DERNIER BRINDIS

miquel
Pierre Miquel recevant le brindis
de Juan Bautista à Eauze en 2008
Avec le décés de Pierre Miquel survenu après ceux de ses amis Charly Forgues, Paul Barrière et Pierre Molas, se tourne presque définitivement la page d'une génération qui anima le monde taurin aquitain des années soixante au début des années quatre-vingt dix, époque bienheureuse où pour la culture taurine il ne s'agissait pas encore de revendiquer ses droits, mais seulement d'être vécue avec passion. Ce que le dernier de ces aficionados à l'ancienne fit tout au long de sa vie.

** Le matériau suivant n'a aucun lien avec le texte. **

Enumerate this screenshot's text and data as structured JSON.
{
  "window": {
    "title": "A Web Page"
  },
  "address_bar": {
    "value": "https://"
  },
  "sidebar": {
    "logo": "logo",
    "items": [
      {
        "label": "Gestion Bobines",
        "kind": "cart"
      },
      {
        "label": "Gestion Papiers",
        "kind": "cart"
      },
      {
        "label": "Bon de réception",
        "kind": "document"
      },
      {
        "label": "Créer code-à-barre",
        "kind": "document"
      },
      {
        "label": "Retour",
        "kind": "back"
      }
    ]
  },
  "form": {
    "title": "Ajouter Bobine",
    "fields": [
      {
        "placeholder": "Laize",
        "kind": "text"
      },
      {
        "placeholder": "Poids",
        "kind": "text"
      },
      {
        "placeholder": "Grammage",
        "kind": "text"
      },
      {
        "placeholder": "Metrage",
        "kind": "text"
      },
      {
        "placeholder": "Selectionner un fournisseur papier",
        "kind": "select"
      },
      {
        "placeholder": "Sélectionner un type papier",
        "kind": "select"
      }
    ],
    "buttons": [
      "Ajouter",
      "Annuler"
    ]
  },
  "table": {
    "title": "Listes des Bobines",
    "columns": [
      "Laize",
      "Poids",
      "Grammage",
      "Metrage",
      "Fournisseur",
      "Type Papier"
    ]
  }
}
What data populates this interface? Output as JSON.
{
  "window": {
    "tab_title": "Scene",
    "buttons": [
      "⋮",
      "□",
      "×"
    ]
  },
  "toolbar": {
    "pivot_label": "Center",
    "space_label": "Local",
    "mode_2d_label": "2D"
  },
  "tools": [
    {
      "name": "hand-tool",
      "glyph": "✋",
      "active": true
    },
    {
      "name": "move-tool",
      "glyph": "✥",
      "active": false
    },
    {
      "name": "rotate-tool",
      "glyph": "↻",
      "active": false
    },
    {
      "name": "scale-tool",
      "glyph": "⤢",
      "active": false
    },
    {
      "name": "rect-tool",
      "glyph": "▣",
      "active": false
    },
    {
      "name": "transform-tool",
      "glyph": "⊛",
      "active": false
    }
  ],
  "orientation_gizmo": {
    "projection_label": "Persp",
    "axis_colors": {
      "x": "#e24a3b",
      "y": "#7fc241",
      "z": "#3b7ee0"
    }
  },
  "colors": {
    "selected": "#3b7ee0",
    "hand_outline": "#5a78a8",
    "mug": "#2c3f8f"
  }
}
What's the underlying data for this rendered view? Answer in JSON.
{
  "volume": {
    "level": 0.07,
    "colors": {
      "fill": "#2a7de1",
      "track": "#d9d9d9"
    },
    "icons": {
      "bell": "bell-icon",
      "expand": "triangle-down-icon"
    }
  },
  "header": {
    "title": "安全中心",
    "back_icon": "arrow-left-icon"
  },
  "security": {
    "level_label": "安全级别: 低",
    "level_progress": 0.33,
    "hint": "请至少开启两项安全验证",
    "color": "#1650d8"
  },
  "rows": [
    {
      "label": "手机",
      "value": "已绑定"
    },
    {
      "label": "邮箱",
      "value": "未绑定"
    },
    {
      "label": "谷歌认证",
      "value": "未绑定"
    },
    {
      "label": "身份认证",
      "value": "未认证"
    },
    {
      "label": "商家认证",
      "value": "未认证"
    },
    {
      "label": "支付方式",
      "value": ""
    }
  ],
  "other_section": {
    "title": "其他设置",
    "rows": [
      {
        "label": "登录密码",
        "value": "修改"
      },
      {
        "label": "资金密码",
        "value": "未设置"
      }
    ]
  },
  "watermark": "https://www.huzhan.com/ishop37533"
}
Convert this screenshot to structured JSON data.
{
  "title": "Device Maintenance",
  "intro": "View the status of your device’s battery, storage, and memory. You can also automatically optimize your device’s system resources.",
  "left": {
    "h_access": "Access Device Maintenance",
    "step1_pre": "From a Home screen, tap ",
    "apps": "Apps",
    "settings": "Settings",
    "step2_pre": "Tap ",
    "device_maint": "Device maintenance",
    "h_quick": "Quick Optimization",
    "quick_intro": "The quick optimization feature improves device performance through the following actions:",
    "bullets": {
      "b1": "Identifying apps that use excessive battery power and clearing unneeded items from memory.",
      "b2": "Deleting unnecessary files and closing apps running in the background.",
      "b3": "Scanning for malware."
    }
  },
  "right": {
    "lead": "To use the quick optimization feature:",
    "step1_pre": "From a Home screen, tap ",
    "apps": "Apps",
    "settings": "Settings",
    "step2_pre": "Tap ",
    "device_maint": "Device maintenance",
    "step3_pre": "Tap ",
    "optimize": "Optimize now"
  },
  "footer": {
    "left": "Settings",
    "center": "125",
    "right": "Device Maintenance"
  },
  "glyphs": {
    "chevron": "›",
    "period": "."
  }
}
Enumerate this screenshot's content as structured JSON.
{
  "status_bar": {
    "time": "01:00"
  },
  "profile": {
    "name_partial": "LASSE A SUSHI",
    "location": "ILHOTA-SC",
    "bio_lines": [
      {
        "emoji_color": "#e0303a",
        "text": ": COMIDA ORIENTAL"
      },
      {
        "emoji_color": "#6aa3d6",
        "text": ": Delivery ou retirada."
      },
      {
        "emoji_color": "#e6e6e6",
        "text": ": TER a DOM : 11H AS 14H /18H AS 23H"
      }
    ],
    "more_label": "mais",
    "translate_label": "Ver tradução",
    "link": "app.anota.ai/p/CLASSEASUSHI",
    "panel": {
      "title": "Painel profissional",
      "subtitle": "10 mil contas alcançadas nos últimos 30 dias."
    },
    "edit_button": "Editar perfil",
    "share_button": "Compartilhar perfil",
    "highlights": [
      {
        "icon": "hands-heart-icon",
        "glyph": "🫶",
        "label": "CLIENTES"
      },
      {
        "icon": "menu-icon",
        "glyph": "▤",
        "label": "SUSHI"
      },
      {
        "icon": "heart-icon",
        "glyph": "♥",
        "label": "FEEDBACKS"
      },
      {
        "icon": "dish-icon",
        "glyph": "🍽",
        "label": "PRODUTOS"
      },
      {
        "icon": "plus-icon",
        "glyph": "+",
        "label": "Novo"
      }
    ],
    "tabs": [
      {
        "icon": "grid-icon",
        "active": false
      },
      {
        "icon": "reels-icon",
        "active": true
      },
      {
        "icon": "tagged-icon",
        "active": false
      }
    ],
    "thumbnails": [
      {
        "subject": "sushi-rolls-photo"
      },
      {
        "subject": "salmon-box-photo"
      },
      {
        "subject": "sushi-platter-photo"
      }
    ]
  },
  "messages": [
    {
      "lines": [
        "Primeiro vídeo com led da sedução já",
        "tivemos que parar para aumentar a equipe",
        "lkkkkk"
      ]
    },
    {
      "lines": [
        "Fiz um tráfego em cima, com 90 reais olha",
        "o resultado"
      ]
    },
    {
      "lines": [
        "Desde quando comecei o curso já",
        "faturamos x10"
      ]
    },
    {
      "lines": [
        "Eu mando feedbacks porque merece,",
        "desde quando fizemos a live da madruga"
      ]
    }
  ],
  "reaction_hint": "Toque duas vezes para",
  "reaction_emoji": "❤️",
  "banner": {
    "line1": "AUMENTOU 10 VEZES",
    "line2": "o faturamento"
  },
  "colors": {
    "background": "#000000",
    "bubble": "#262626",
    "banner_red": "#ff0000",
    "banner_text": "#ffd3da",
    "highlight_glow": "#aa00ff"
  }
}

Président de corridas à Dax, Bayonne et Mont de Marsan, il fut à l'origine de la construction des arènes de sa ville d'Eauze dont, brique après brique, il suivit l'éclosion, une tribune d'abord, puis l'autre, jusqu'à devenir celle que nous connaissons et dans laquelle, grâce à sa ténacité, se produisirent toutes les figuras.

Miser, à deux pas de Vic, sur l'option torerista chère à son coeur de fidèle abonné de la Maestranza, ne fut pas le moindre des paradoxes d'un personnage attachant dont la gentillesse ne semblait jamais devoir être prise en défaut, même sous le feu des broncas les plus sévères. Car durant son étape de président, plutôt que de faire de la peine à ses amis toreros, Pierre Miquel préféra toujours donner l'oreille de trop.

Un peu de la mémoire taurine aquitaine disparaît avec lui, mais il n'est pas déplacé de dire que cette forme de paternalisme débonnaire qui caractérisa ceux de sa génération n'est déjà plus de mise depuis longtemps. Au temps des haussements d'épaule quand on évoquait - déjà - les anti taurins, a succédé celui d'une nécessaire prise de conscience. La qualité d'aficionado y perd beaucoup de son charme - qui n'aimerait n'avoir d'autre sujet de discussion que la longueur de charge de tel ou tel toro ? - mais elle y gagne sans doute sur un autre plan : cette plus grande implication qui fait désormais de tout aficionado un militant débouchera, je le pense, sur un sentiment d'appartenance plus grand encore, ce qui sera bénéfique pour notre culture à long terme et permettra de l'enraciner plus profondément.

À la génération de ceux à qui incombe aujourd'hui le devoir de montrer le cap à suivre, appartient aussi le devoir de ne rien oublier, afin que pour les générations d'aficionados futures l'avenir soit davantage apaisé.